Serene stepped onto the first stable pillar.

It didn't move.

She leapt to the next—timing it between two sliding columns.

Alden followed, his spear used as balance.

Lira jumped after him, almost slipping but catching the edge.

Taren climbed like a terrified monkey.

Kael cursed the entire time but didn't fall.

Rowen moved last—precise as a blade.

Students dropped all around them—

slammed by pillars,

crushed between stones,

falling into sudden crevices.

The maze shifted again.

Serene shouted, "JUMP NOW!"

Their entire group leaped onto the next anchor column just as the platform behind them rotated and collapsed into rubble.

Taren screamed, "I HATE THIS PLACE!"

Kael yelled, "MOVE!"

Rowen said nothing, but his sharp inhale meant he agreed.

The arena ground ahead flattened again—too flat.

Serene's skin prickled.

"Something's wrong," she whispered.

The sand shimmered like water in the sun.

A wave—an actual wave—rolled through the ground, racing toward them.

Rowen swore softly. "Ground surge."

"It'll swallow us," Alden said.

"No," Serene said.

"It'll follow the highest vibration."

She pointed across the field where a second-year was sprinting wildly, stomping the sand like a panicked beast.

"His footsteps.
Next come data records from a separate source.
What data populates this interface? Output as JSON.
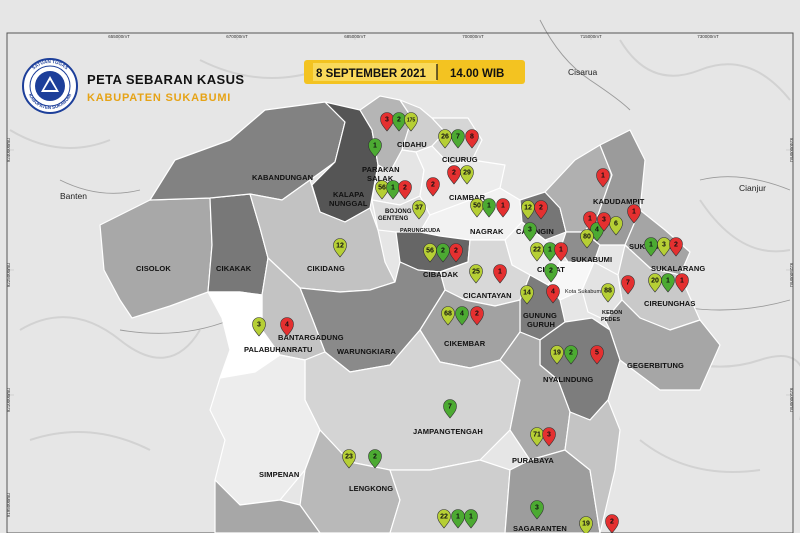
{
  "header": {
    "title": "PETA SEBARAN KASUS",
    "subtitle": "KABUPATEN SUKABUMI",
    "date": "8 SEPTEMBER 2021",
    "time": "14.00 WIB"
  },
  "logo": {
    "ring_text_top": "SATUAN TUGAS",
    "ring_text_bottom": "KABUPATEN SUKABUMI"
  },
  "colors": {
    "pin_red": "#e43030",
    "pin_green": "#4caa32",
    "pin_yellowgreen": "#b6cf35",
    "accent_gold": "#f3c321",
    "logo_blue": "#1d3f9a"
  },
  "grid": {
    "top_ticks": [
      "655000mT",
      "670000mT",
      "685000mT",
      "700000mT",
      "715000mT",
      "730000mT"
    ],
    "left_ticks": [
      "9240000mU",
      "9225000mU",
      "9210000mU",
      "9195000mU",
      "9180000mU"
    ]
  },
  "outside_labels": {
    "banten": "Banten",
    "cianjur": "Cianjur",
    "cisarua": "Cisarua",
    "kota_sukabumi": "Kota Sukabumi"
  },
  "districts": [
    {
      "id": "cidahu",
      "lines": [
        "CIDAHU"
      ]
    },
    {
      "id": "parakansalak",
      "lines": [
        "PARAKAN",
        "SALAK"
      ]
    },
    {
      "id": "cicurug",
      "lines": [
        "CICURUG"
      ]
    },
    {
      "id": "kabandungan",
      "lines": [
        "KABANDUNGAN"
      ]
    },
    {
      "id": "kalapanunggal",
      "lines": [
        "KALAPA",
        "NUNGGAL"
      ]
    },
    {
      "id": "bojonggenteng",
      "lines": [
        "BOJONG",
        "GENTENG"
      ]
    },
    {
      "id": "parungkuda",
      "lines": [
        "PARUNGKUDA"
      ]
    },
    {
      "id": "ciambar",
      "lines": [
        "CIAMBAR"
      ]
    },
    {
      "id": "nagrak",
      "lines": [
        "NAGRAK"
      ]
    },
    {
      "id": "caringin",
      "lines": [
        "CARINGIN"
      ]
    },
    {
      "id": "kadudampit",
      "lines": [
        "KADUDAMPIT"
      ]
    },
    {
      "id": "sukabumi",
      "lines": [
        "SUKABUMI"
      ]
    },
    {
      "id": "sukaraja",
      "lines": [
        "SUKARAJA"
      ]
    },
    {
      "id": "sukalarang",
      "lines": [
        "SUKALARANG"
      ]
    },
    {
      "id": "cireunghas",
      "lines": [
        "CIREUNGHAS"
      ]
    },
    {
      "id": "kebonpedes",
      "lines": [
        "KEBON",
        "PEDES"
      ]
    },
    {
      "id": "cisaat",
      "lines": [
        "CISAAT"
      ]
    },
    {
      "id": "cicantayan",
      "lines": [
        "CICANTAYAN"
      ]
    },
    {
      "id": "gunungguruh",
      "lines": [
        "GUNUNG",
        "GURUH"
      ]
    },
    {
      "id": "cibadak",
      "lines": [
        "CIBADAK"
      ]
    },
    {
      "id": "cikidang",
      "lines": [
        "CIKIDANG"
      ]
    },
    {
      "id": "cisolok",
      "lines": [
        "CISOLOK"
      ]
    },
    {
      "id": "cikakak",
      "lines": [
        "CIKAKAK"
      ]
    },
    {
      "id": "palabuhanratu",
      "lines": [
        "PALABUHANRATU"
      ]
    },
    {
      "id": "bantargadung",
      "lines": [
        "BANTARGADUNG"
      ]
    },
    {
      "id": "warungkiara",
      "lines": [
        "WARUNGKIARA"
      ]
    },
    {
      "id": "cikembar",
      "lines": [
        "CIKEMBAR"
      ]
    },
    {
      "id": "nyalindung",
      "lines": [
        "NYALINDUNG"
      ]
    },
    {
      "id": "gegerbitung",
      "lines": [
        "GEGERBITUNG"
      ]
    },
    {
      "id": "jampangtengah",
      "lines": [
        "JAMPANGTENGAH"
      ]
    },
    {
      "id": "purabaya",
      "lines": [
        "PURABAYA"
      ]
    },
    {
      "id": "simpenan",
      "lines": [
        "SIMPENAN"
      ]
    },
    {
      "id": "lengkong",
      "lines": [
        "LENGKONG"
      ]
    },
    {
      "id": "sagaranten",
      "lines": [
        "SAGARANTEN"
      ]
    }
  ],
  "pins": [
    {
      "color": "red",
      "value": "3"
    },
    {
      "color": "green",
      "value": "2"
    },
    {
      "color": "yellowgreen",
      "value": "175"
    },
    {
      "color": "green",
      "value": "1"
    },
    {
      "color": "yellowgreen",
      "value": "26"
    },
    {
      "color": "green",
      "value": "7"
    },
    {
      "color": "red",
      "value": "8"
    },
    {
      "color": "yellowgreen",
      "value": "56"
    },
    {
      "color": "green",
      "value": "1"
    },
    {
      "color": "red",
      "value": "2"
    },
    {
      "color": "red",
      "value": "2"
    },
    {
      "color": "yellowgreen",
      "value": "37"
    },
    {
      "color": "red",
      "value": "2"
    },
    {
      "color": "yellowgreen",
      "value": "29"
    },
    {
      "color": "yellowgreen",
      "value": "50"
    },
    {
      "color": "green",
      "value": "1"
    },
    {
      "color": "red",
      "value": "1"
    },
    {
      "color": "yellowgreen",
      "value": "12"
    },
    {
      "color": "red",
      "value": "2"
    },
    {
      "color": "green",
      "value": "3"
    },
    {
      "color": "red",
      "value": "1"
    },
    {
      "color": "red",
      "value": "1"
    },
    {
      "color": "yellowgreen",
      "value": "6"
    },
    {
      "color": "green",
      "value": "4"
    },
    {
      "color": "yellowgreen",
      "value": "80"
    },
    {
      "color": "red",
      "value": "3"
    },
    {
      "color": "red",
      "value": "1"
    },
    {
      "color": "green",
      "value": "1"
    },
    {
      "color": "yellowgreen",
      "value": "3"
    },
    {
      "color": "red",
      "value": "2"
    },
    {
      "color": "yellowgreen",
      "value": "20"
    },
    {
      "color": "green",
      "value": "1"
    },
    {
      "color": "red",
      "value": "1"
    },
    {
      "color": "red",
      "value": "7"
    },
    {
      "color": "yellowgreen",
      "value": "22"
    },
    {
      "color": "green",
      "value": "1"
    },
    {
      "color": "red",
      "value": "1"
    },
    {
      "color": "yellowgreen",
      "value": "25"
    },
    {
      "color": "red",
      "value": "1"
    },
    {
      "color": "green",
      "value": "2"
    },
    {
      "color": "yellowgreen",
      "value": "14"
    },
    {
      "color": "red",
      "value": "4"
    },
    {
      "color": "yellowgreen",
      "value": "88"
    },
    {
      "color": "yellowgreen",
      "value": "56"
    },
    {
      "color": "green",
      "value": "2"
    },
    {
      "color": "red",
      "value": "2"
    },
    {
      "color": "yellowgreen",
      "value": "12"
    },
    {
      "color": "yellowgreen",
      "value": "3"
    },
    {
      "color": "red",
      "value": "4"
    },
    {
      "color": "yellowgreen",
      "value": "68"
    },
    {
      "color": "green",
      "value": "4"
    },
    {
      "color": "red",
      "value": "2"
    },
    {
      "color": "yellowgreen",
      "value": "19"
    },
    {
      "color": "green",
      "value": "2"
    },
    {
      "color": "red",
      "value": "5"
    },
    {
      "color": "green",
      "value": "7"
    },
    {
      "color": "yellowgreen",
      "value": "71"
    },
    {
      "color": "red",
      "value": "3"
    },
    {
      "color": "yellowgreen",
      "value": "23"
    },
    {
      "color": "green",
      "value": "2"
    },
    {
      "color": "green",
      "value": "3"
    },
    {
      "color": "yellowgreen",
      "value": "22"
    },
    {
      "color": "green",
      "value": "1"
    },
    {
      "color": "green",
      "value": "1"
    },
    {
      "color": "yellowgreen",
      "value": "19"
    },
    {
      "color": "red",
      "value": "2"
    }
  ]
}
It's going for him."

Alden frowned. "Then how do we cross?!"

"Lightly," Serene said.

"As lightly as possible."

She stepped onto the trembling sand.

Not running.

Not stomping.

She skimmed across it in long, whisper-soft strides—

barely touching the surface.

Lira followed breathlessly.

Taren tried—failed—tried again.

Kael half-dragged him forward.

Alden moved like a dancer with his spear for balance.

Rowen followed silently—matching Serene's rhythm perfectly.
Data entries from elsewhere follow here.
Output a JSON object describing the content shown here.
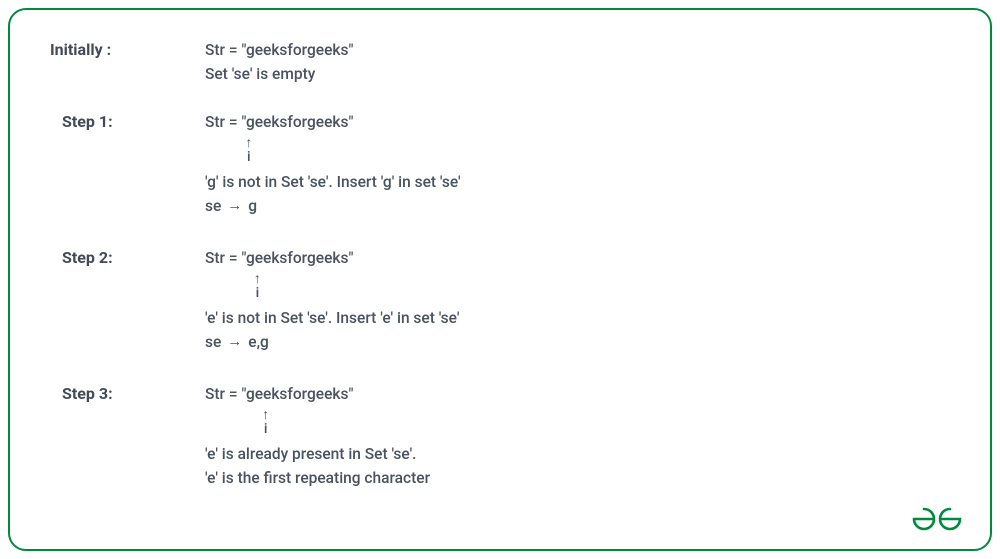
{
  "initially": {
    "label": "Initially :",
    "lines": [
      "Str = \"geeksforgeeks\"",
      "Set 'se' is empty"
    ]
  },
  "steps": [
    {
      "label": "Step 1:",
      "str_prefix": "Str = \"",
      "str_value": "geeksforgeeks",
      "str_suffix": "\"",
      "pointer_char_index": 0,
      "pointer_label": "i",
      "explain": "'g' is not in Set 'se'. Insert 'g' in set 'se'",
      "set_name": "se",
      "set_arrow": "→",
      "set_contents": "g"
    },
    {
      "label": "Step 2:",
      "str_prefix": "Str = \"",
      "str_value": "geeksforgeeks",
      "str_suffix": "\"",
      "pointer_char_index": 1,
      "pointer_label": "i",
      "explain": "'e' is not in Set 'se'. Insert 'e' in set 'se'",
      "set_name": "se",
      "set_arrow": "→",
      "set_contents": "e,g"
    },
    {
      "label": "Step 3:",
      "str_prefix": "Str = \"",
      "str_value": "geeksforgeeks",
      "str_suffix": "\"",
      "pointer_char_index": 2,
      "pointer_label": "i",
      "explain": "'e' is already present in Set 'se'.",
      "explain2": "'e' is the first repeating character"
    }
  ],
  "pointer_arrow": "↑"
}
Behind them, the sand wave surged—

chasing the loudest steps.

The second-year realized too late.

His screams cut short as the sand folded over him and swallowed him whole.
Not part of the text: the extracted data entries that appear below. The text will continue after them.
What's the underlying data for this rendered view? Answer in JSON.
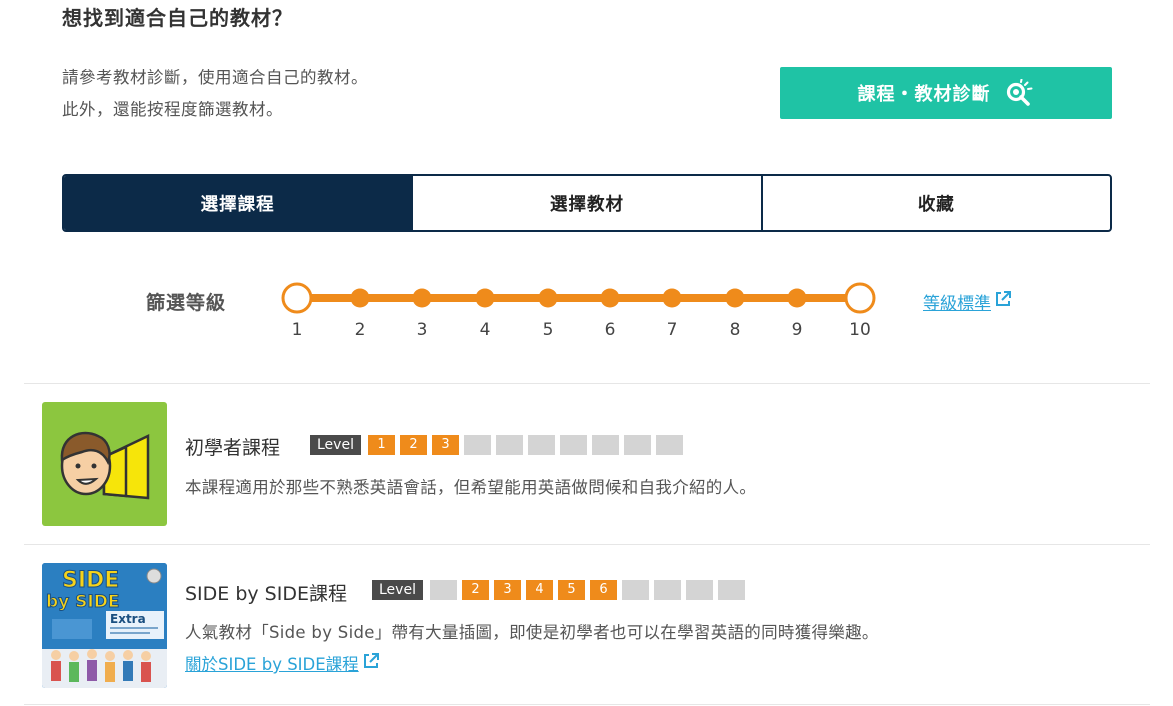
{
  "header": {
    "title": "想找到適合自己的教材？",
    "intro_line1": "請參考教材診斷，使用適合自己的教材。",
    "intro_line2": "此外，還能按程度篩選教材。",
    "diagnosis_button": "課程・教材診斷",
    "diagnosis_icon": "search-icon"
  },
  "tabs": [
    {
      "label": "選擇課程",
      "active": true
    },
    {
      "label": "選擇教材",
      "active": false
    },
    {
      "label": "收藏",
      "active": false
    }
  ],
  "filter": {
    "label": "篩選等級",
    "min": 1,
    "max": 10,
    "ticks": [
      "1",
      "2",
      "3",
      "4",
      "5",
      "6",
      "7",
      "8",
      "9",
      "10"
    ],
    "selected_range": [
      1,
      10
    ],
    "level_standard_link": "等級標準",
    "accent_color": "#ef8b1b"
  },
  "courses": [
    {
      "name": "初學者課程",
      "level_tag": "Level",
      "levels": [
        "1",
        "2",
        "3",
        "",
        "",
        "",
        "",
        "",
        "",
        ""
      ],
      "active_levels": [
        1,
        2,
        3
      ],
      "description": "本課程適用於那些不熟悉英語會話，但希望能用英語做問候和自我介紹的人。",
      "thumbnail_icon": "beginner-mark-icon"
    },
    {
      "name": "SIDE by SIDE課程",
      "level_tag": "Level",
      "levels": [
        "",
        "2",
        "3",
        "4",
        "5",
        "6",
        "",
        "",
        "",
        ""
      ],
      "active_levels": [
        2,
        3,
        4,
        5,
        6
      ],
      "description": "人氣教材「Side by Side」帶有大量插圖，即使是初學者也可以在學習英語的同時獲得樂趣。",
      "link": "關於SIDE by SIDE課程",
      "thumbnail_title_1": "SIDE",
      "thumbnail_title_2": "by SIDE",
      "thumbnail_title_3": "Extra"
    }
  ]
}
But the wave never touched the first-years.

Serene reached solid ground first.

The moment her boots struck stone, the arena fell still.

Everything stopped moving.

The sand went quiet.

The pillars froze.

The tremors died.

A bell rang above them—deep, metallic, final.

Commander Eira stepped forward on the terrace.

"Phase One," she declared,

"is complete."

A collective cry—half relief, half disbelief—rose from the stands filled with instructors and upper-year observers.

Serene swayed slightly. Her ribs ached. Her legs trembled from the constant corrections. Her braid was coated in dust and sand. But she remained standing.

Lira collapsed to her knees and sobbed into her palms, shaking with delayed terror.

Taren flopped backward on the sand, staring at the sky with wild eyes. "I swear the earth wanted to EAT me."

Alden sank to one knee, breathing deeply, murmuring a quiet prayer of gratitude.

Kael punched the air with a vicious grin. "We're still alive! TAKE THAT, SECOND-YEAR SWINES!"

Rowen didn't celebrate. He watched Serene with an unreadable expression.

Not awe.

Not surprise.

Not rivalry.

Something quieter.

Recognition.

Respect.

Around them, far across the arena, the second-years were battered, bruised, and far fewer in number.

Out of nearly one hundred, maybe sixty remained.

And the first-years—

shaken, terrified, exhausted—

still stood as a unified cluster.

Commander Eira's gaze swept the survivors, and for the briefest heartbeat, her eyes softened.

A silent acknowledgment.

Serene felt it like a flicker of warmth through her chest.

The first-years had survived Phase One.

Not by strength.

Not by arrogance.

Not by desperation.

By discipline.

By intelligence.

By refusing to panic.

Serene closed her eyes and inhaled once.

One phase down.

Three to go.

And the real war was only beginning.